It is Memorial Day. The headline story in the Seattle Times paper this morning is entitled “Science curriculum debate moves to School Board vote.” The piece uses an 8th-grade teacher explaining mutation as an example of the Amplify Science program which the vote is about. I think we can all surmise which side of the ID debate this program is on.
“ID is not science and therefore cannot be taught in schools” is a response virtually all our friends give, including the theists, when this subject is being discussed.
The arguments “irreducible complexity,” “where does the information come from,” coherence, causal circularity (a new argument?) do not confront the “not science” argument directly.
But the realization that machines depend upon logical functionality as a minimum, (it could be a higher level, e.g., neural network, abstract or supreme levels), that logic is a form (the lowest) of intelligence, and that life depends upon machines in each cell, we have the argument that life itself is not all science; it is science plus intelligence!
And the argument does not end there. We can show, several ways, that natural causes cannot create machines:
- Machines must have logical functionality – natural causes do not have any mechanism to deal with logical causes – the means to do so requires manipulation of matter/energy to and the ability to deal with and act upon the information.
- All machines require matter that is held in a state of unstable or off equilibrium while the machine is running, which is a violation of the 2nd law for non-intelligently altered matter/energy.
- Machines with the help of added energy (logical functionality consumes energy) can both increase free energy and reduce entropy at the same time which also is a violation of the 2nd law for non-intelligently altered matter/energy.
- Machines require configurations of matter/energy that natural causes cannot create because they require intelligent work – something only machines can do (causal circularity). Note: this point requires explanation, which, of course, we (EWG) will be more than happy to provide.

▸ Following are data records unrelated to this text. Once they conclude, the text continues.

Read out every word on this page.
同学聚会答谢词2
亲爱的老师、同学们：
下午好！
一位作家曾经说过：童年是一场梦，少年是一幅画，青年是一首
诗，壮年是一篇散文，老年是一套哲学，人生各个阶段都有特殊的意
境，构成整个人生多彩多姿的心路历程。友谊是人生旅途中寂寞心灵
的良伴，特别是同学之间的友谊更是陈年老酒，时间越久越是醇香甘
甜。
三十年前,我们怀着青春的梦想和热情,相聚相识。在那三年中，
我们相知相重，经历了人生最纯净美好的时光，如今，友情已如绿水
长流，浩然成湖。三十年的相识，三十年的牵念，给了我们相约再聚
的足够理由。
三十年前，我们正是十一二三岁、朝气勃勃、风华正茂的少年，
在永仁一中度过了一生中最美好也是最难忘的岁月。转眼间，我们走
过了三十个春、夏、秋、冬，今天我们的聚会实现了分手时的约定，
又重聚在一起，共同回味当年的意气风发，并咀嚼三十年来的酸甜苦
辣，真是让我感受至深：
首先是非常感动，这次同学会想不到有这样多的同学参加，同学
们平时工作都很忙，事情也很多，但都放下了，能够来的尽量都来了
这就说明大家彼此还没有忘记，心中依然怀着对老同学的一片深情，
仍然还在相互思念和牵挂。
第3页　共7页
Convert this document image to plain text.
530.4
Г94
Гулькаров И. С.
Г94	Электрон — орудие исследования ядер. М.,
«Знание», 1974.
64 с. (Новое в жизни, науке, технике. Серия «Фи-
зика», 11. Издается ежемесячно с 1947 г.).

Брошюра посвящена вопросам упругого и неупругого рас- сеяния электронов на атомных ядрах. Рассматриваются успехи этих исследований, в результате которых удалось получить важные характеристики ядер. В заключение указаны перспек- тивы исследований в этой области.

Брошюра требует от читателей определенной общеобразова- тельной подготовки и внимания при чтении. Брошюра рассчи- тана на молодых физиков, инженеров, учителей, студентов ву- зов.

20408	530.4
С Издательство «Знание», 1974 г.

Since machines depend upon embedded intelligence, we can add to the argument “where did the information come from” the argument “where did the information come from?”

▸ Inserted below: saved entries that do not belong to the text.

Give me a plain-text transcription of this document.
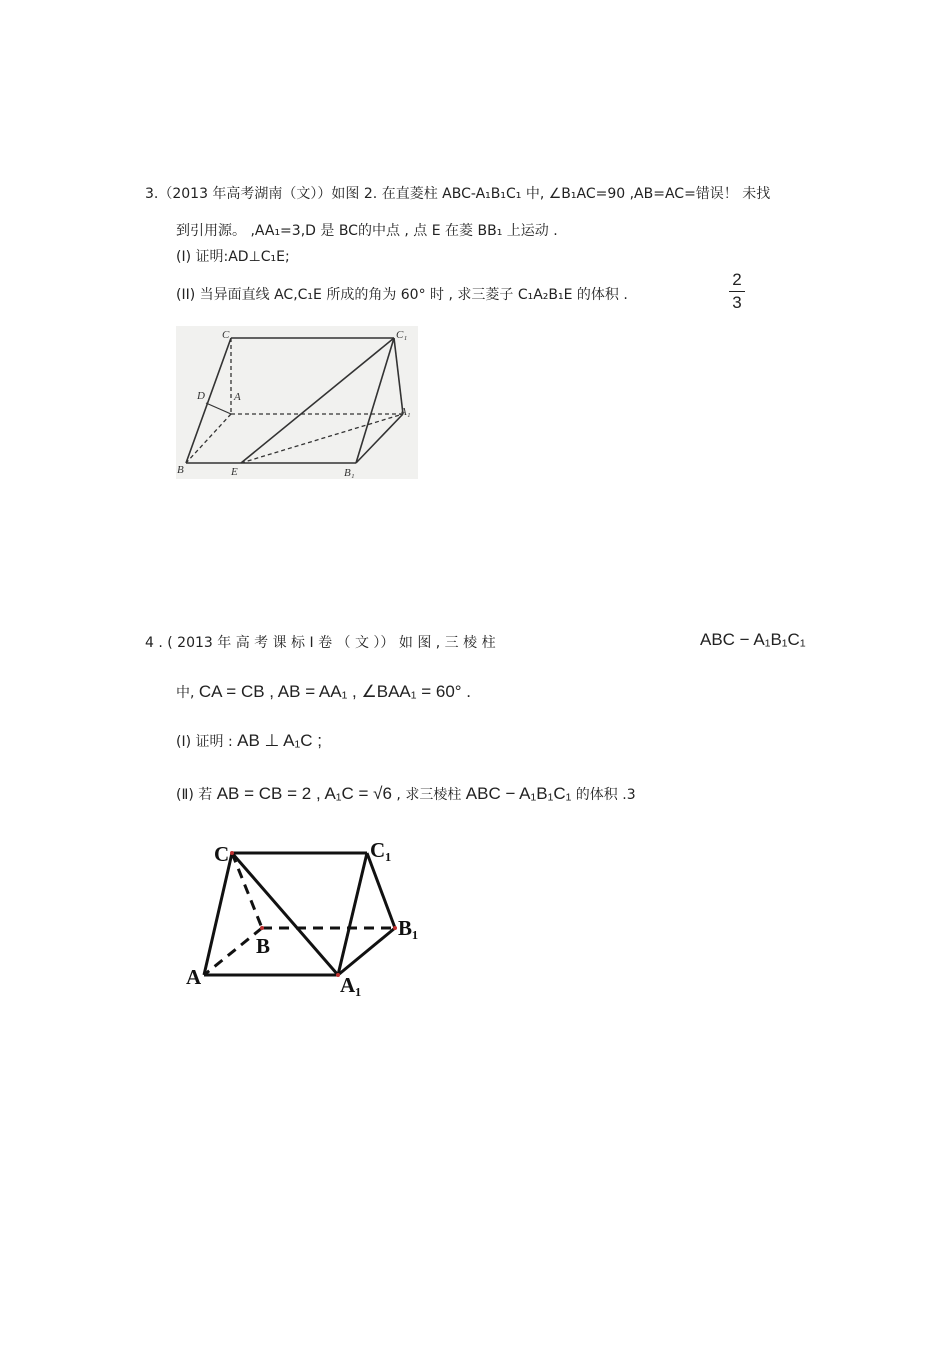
3.（2013 年高考湖南（文））如图 2. 在直菱柱 ABC-A₁B₁C₁ 中, ∠B₁AC=90 ,AB=AC=错误！ 未找
到引用源。 ,AA₁=3,D 是 BC的中点 , 点 E 在菱 BB₁ 上运动 .
(I) 证明:AD⊥C₁E;
(II) 当异面直线 AC,C₁E 所成的角为 60° 时 , 求三菱子 C₁A₂B₁E 的体积 .
2
3
C	C₁
D	A
A₁
B	E	B₁
4 . ( 2013 年 高 考 课 标 Ⅰ 卷 （ 文 ）） 如 图 , 三 棱 柱	ABC − A₁B₁C₁
中, CA = CB , AB = AA₁ , ∠BAA₁ = 60° .
(Ⅰ) 证明 : AB ⊥ A₁C ;
(Ⅱ) 若 AB = CB = 2 , A₁C = √6 , 求三棱柱 ABC − A₁B₁C₁ 的体积 .3
C	C₁
B
B₁
A	A₁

Since we can show why all machines require logical functionality, there is a method to falsify the claim that natural causes can perform the work of a machine, that is: demonstrate natural causes performing logical functionality.
I believe the machine argument is the best in the ID quiver. It is different and more powerful. It directly ties intelligence to life. It provides new, better arguments about why natural causes cannot create life. It is falsifiable. This is an engineering orientated argument that is right down our alley.
I also think there is an impressive way to illustrate and teach some of the principles involved with the machine-life connection. An egg is a two-way metaphor for life; Christian/Easter, and the chicken-egg conundrum. The idea is to design a machine inside the egg that, when running keeps the egg balanced on an end (unstable equilibrium), tilts (away from equilibrium) when the egg is “sick” and falls over on its side when “dead” (equilibrium). Imagine ID talks starting with the speaker setting the “ID egg” on the podium and in classrooms when the teacher is teaching biology. I’m working on it.